In High-Stakes Work, Relationships Become the Operating System
Most teams spend almost all their time on the work in front of them. But under pressure, the quality of the team’s working relationships becomes the operating system. If trust is low, everything takes longer. If decisions are unclear, work gets recycled. If people avoid the hard conversation, the heat comes out sideways.
Teamwork is not a side topic. It is not a retreat exercise. It is not something to “get to” after the real work is done. It is the real work, because it determines how well the team can do everything else.
The Questions That Build Better Clinical and Technical Teams
The best teams I work with do not wait until things break down. They build the habit of stepping back together and asking: What are we learning about how we work? What do we need to change on the floor, not just in the policy? What conversation are we avoiding that would make everything else easier?
Working on Teamwork, as a Team
A team becomes a team by doing this work together. Not by sending individuals off to improve in isolation. Not by hoping chemistry will magically appear. Not by assuming smart, committed people will automatically become aligned.

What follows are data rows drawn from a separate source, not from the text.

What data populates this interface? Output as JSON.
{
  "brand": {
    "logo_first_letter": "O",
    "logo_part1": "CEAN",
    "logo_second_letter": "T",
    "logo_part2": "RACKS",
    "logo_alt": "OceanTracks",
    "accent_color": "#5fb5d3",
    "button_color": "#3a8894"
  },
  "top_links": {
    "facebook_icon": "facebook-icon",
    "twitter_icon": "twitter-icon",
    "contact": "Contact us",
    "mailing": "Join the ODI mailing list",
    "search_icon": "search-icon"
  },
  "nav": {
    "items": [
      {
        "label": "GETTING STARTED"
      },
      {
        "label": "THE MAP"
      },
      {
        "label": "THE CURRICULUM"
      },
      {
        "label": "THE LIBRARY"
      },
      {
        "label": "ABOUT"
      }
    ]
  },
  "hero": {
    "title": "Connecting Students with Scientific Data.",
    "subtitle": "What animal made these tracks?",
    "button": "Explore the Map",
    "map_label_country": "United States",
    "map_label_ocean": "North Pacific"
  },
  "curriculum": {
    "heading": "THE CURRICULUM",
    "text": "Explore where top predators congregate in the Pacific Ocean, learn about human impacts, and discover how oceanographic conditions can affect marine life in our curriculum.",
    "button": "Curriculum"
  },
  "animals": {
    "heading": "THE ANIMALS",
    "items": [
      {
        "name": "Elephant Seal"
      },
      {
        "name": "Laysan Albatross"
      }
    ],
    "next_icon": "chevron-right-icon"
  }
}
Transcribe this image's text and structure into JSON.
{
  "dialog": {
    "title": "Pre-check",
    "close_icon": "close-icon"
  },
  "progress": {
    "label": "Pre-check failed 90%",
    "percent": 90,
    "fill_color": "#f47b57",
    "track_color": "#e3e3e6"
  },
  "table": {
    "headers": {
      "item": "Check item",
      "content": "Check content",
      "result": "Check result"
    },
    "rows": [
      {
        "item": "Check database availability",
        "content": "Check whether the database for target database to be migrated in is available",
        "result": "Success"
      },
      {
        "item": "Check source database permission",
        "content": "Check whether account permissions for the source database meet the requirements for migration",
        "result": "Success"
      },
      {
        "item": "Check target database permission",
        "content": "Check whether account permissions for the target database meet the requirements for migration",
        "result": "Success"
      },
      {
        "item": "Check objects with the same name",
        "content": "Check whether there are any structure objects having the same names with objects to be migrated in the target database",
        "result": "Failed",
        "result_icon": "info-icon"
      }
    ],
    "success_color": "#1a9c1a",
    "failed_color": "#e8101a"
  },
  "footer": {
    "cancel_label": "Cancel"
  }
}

They become a team by working on teamwork, as a team.
That is where trust gets built. That is where speed improves. That is where resilience grows. And that is where the group becomes capable of doing work none of them could do alone.
Try This:
Even if you have just a few minutes, try this at your next huddle. Go round-robin and ask each person two questions:
- What is one thing you love, appreciate, or feel proud of about this team?
- What is one thing we could become even better at?
You may be amazed by what you hear, and by what becomes possible when the team takes even a few minutes to work on teamwork, as a team.